1990 yılından önce “Berlin Duvarı” yıkılmadan dünya da aynı şekilde nitelendiriliyordu. “İki Kutuplu” dünyanın vermiş olduğu siyasi gerilirim ile ülke ekonomileri yönlendiriliyordu. Bugün ise ülkemiz aynı şekilde iki kutuplu oldu. İktidarı destekleyenler ve karşıtları olarak ayrıştı.

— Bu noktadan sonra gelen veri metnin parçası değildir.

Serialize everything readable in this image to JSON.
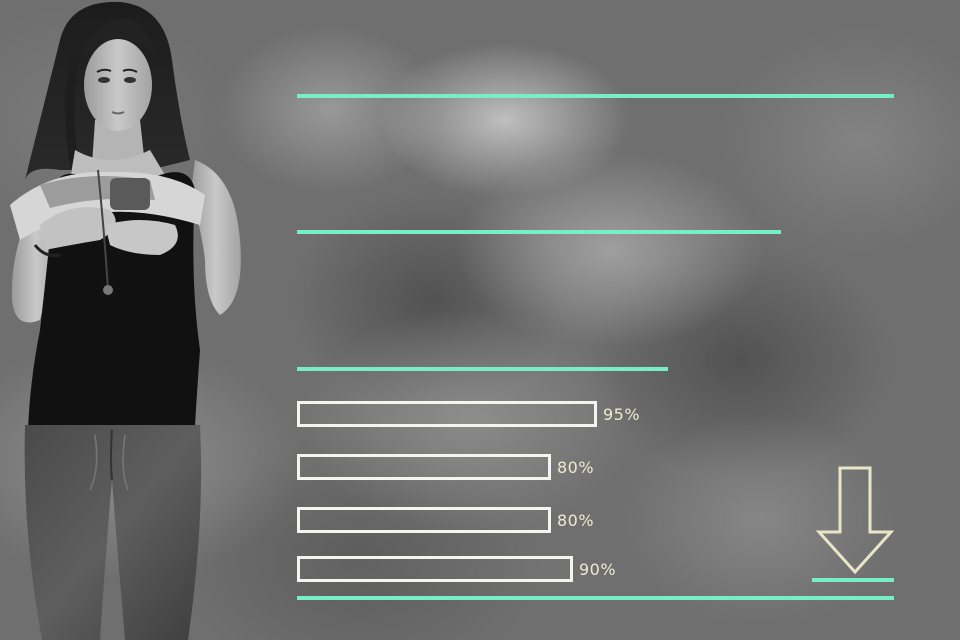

Son yıllarda özellikle dört yıldır coğrafyamızda müthiş bir gerilim siyaseti ve savaş çığlıkları hâkim. Devletin içindeki çeşitli yapılanmaların verdiği zararlar, çevremizdeki komşu müslüman ülkelerin içinde bulunduğu içler acısı durum doğrudan ülke ekonomisini, istihdamı ve gelişmeyi etkilemekte. Avrupa'nın büyüme hedeflerini sürekli revize etmesi, Rusya'nın Ukrayna nedeniyle batı ile sürekli savaş eşiğinde bulunması, ABD den gelen ekonomik veriler derken doların önü alınamadı ve dolar tırmandı. Bunun yanın da gizli enflasyon dediğimiz gözle görülmeden yükselen fiyatlar, bankalara olan kredi borçları ve son bir yılda iki seçim derken piyasa iyiden iyiye daraltılıyor. Ekonomik verilerimiz yerinde fakat biz kaynaklı olmayan sorunlarla mücadelede doğal olarak zayıf kalıyoruz.

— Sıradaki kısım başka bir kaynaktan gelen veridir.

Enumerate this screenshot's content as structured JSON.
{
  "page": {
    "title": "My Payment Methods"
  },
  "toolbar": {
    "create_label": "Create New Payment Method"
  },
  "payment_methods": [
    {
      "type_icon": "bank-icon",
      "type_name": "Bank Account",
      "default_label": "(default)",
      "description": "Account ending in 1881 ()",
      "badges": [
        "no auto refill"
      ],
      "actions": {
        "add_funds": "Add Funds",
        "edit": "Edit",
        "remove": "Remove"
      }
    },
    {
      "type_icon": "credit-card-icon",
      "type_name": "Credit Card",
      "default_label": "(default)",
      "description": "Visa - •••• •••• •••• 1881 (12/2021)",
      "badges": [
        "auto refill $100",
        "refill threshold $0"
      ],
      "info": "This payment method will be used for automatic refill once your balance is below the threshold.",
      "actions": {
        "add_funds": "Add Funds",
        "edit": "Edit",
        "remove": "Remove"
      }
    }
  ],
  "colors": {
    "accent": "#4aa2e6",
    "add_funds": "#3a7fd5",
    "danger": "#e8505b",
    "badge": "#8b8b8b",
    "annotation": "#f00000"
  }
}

Çevremizde olup biten bütün bu gelişmeler olmaya devam edecek. Bunun içinde bizim iki kutuplu siyasetten vaz geçmemiz gerekiyor. Hatta siyasetin nabzını iyice düşürerek uluslar arası piyasalarda olan değişimlerden en az seviyede etkilenmemiz gerekiyor. Bunu yapmadığımız takdirde ve tam tersi kapitalist güçlerin ekmeğine yağ sürercesine çığlıklar atmak, halka zarar vermekten bir adım öteye geçmez. İktidarıyla muhalefetiyle birlik olmak gerekiyor.

Önümüzde seçimler var ve seçimlere kadar piyasalar diken üstünde tutulacak. Fakat geçen haftaki dalgalanmalarda gördük ki toplumu germe çabaları boşa. Dolar alabileceği en yüksek konumunu aldı faizlerde makro seviyede tutulmaya devam ediliyor. Peki, her şey yolunda mı? Tabi ki de hayır!.. Piyasanın ihtiyacı olan yatırım ve likide azalmış durumda. Yani borsa, dolar gibi kâğıtların hacmi yüksekken piyasada dolaşan esnafı rahatlatacak olan canlı para yok. Hazır bu konuya değinmişken biz nerden aldın vergisi için neyi bekliyoruz? Sayın Cumhurbaşkanı faizle mücadelede en ön safta yer alıyor. Buradan kurmaylarına seslenelim kâğıttan para kazanandan iki katı vergi almaz isek bu iş faiz indirmeyle olmaz. Her neyse piyasalar yeni bir seçimi zor bela kaldırabilecek durumda ama bana sorarsanız hükümet kendi kozlarını kullanarak piyasaya canlılık vermeli. En azından istihdam odaklı yatırımların tekrar teşvik kapsamına alınması sağlanarak uygulamaya konulmalı. Maliye Bakanı da bazı ödenekleri serbest bırakırsa iyi olacaktır.  Ama tekrar edelim en önemlisi bir olmamız. İktidarıyla muhalefetiyle bir olacağız. Bırakın onlar siyaseten çekişsinler biz işimize bakalım.

Unutmayalım bu vatanın bedeli 1913 de Balkanlarda 1915 de Çanakkale de ve adını sayamadığımız binlerce savaşta ödendi. Çanakkale Zaferinin yüzüncü yıl dönümü sebebi ile bütün şehitlerimize Allahtan rahmet diliyorum.  Biz hem geleceğimize, hem geçmişimize, hem de ümmete karşı sorumluyuz. Onun için bazı kararları alırken duygusal davranmamızda sakınca yok.